Cluster Reset

Full procedure to destroy and rebuild the cluster. See Talos → Node Reset for single-node reset.


Before You Start

  • Ensure any critical PVC data has been backed up (VolSync or manual snapshot)
  • This is irreversible — all data on node disks is permanently deleted

Phase 1: Reset All Nodes

# Control planes
talosctl -n 10.10.99.101 reset --graceful=false --reboot
talosctl -n 10.10.99.102 reset --graceful=false --reboot
talosctl -n 10.10.99.103 reset --graceful=false --reboot

# Workers
talosctl -n 10.10.99.201 reset --graceful=false --reboot
talosctl -n 10.10.99.202 reset --graceful=false --reboot
talosctl -n 10.10.99.203 reset --graceful=false --reboot

Nodes reboot after wiping. Because the OS disk is wiped, they cannot boot from disk.

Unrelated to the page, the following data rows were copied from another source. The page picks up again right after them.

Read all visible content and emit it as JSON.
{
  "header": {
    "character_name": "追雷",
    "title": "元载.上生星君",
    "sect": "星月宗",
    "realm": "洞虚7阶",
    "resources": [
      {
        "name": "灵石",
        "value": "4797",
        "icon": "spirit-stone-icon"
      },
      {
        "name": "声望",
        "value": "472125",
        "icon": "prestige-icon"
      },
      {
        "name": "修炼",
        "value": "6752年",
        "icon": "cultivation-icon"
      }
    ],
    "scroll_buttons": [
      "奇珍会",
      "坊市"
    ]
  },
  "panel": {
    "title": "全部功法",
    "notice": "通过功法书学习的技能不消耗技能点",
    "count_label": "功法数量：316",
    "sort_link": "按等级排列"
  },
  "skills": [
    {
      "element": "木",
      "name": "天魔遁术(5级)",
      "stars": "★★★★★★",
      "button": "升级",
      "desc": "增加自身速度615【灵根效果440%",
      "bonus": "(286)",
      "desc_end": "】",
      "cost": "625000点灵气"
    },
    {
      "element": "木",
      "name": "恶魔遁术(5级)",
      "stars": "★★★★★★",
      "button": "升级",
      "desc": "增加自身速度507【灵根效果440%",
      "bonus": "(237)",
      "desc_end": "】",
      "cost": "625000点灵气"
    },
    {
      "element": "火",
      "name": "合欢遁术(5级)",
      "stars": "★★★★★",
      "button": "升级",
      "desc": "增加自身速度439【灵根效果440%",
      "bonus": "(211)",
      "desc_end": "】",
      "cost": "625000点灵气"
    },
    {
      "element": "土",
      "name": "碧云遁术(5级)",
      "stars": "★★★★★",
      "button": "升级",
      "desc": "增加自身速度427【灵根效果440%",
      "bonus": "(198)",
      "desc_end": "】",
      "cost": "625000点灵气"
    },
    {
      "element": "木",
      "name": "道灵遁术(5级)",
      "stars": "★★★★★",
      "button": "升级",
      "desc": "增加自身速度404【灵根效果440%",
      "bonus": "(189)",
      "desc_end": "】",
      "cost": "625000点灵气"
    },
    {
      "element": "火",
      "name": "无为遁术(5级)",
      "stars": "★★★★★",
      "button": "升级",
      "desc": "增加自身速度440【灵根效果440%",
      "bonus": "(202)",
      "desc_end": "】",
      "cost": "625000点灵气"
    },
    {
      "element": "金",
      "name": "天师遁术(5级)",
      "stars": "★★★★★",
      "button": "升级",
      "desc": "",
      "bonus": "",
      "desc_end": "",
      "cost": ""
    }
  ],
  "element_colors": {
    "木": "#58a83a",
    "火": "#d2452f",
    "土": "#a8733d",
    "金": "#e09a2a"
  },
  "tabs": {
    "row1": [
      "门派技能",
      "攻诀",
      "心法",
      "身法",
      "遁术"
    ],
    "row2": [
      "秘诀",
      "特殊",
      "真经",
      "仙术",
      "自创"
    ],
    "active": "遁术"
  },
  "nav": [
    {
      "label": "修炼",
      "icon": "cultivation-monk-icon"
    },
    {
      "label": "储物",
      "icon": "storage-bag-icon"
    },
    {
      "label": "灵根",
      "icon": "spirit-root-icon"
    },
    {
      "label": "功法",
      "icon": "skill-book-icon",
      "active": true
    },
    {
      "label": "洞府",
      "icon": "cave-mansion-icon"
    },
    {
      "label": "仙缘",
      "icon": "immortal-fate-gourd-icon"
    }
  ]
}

Phase 2: Boot from Talos ISO

Each node needs to boot into Talos maintenance mode from an ISO.

Download ISOs

just talos download-image v1.12.6 controlplane
just talos download-image v1.12.6 worker
just talos download-image v1.12.6 gpu

Physical nodes (talos-cp-01/02/03)

  1. Flash ISO to USB (dd if=talos-v1.12.6-controlplane.iso of=/dev/sdX bs=4M status=progress)
  2. Insert USB and boot each node — select USB from boot menu (F10/F12)

Proxmox VMs (talos-w-01/02, talos-gpu-01)

  1. Upload the worker/gpu ISO to Proxmox storage
  2. Attach ISO to each VM's CD drive: qm set <vmid> -ide2 local:iso/talos-v1.12.6-worker.iso,media=cdrom
  3. Set boot order to CD first: qm set <vmid> -boot order=ide2;scsi0
  4. Start VMs: qm start 101; qm start 102; qm start 104

Phase 3: Re-Bootstrap

Once all nodes are in maintenance mode:

# Verify nodes are reachable
ping 10.10.99.101
ping 10.10.99.201

# Run full bootstrap
just

See Bootstrap for stage details.


Phase 4: Restore PVC Data

After Flux has reconciled all apps, restore PVC data from VolSync backups:

See VolSync Backup & Restore.


Post-Reset Checklist

# Nodes ready
kubectl get nodes -o wide

# Flux reconciling
flux get kustomizations -A

# Rook-Ceph healthy
kubectl -n rook-ceph exec deploy/rook-ceph-tools -- ceph status

# BGP peers established
kubectl -n kube-system exec ds/cilium -- cilium bgp peers

# Check all pods
kubectl get pods -A | grep -v Running | grep -v Completed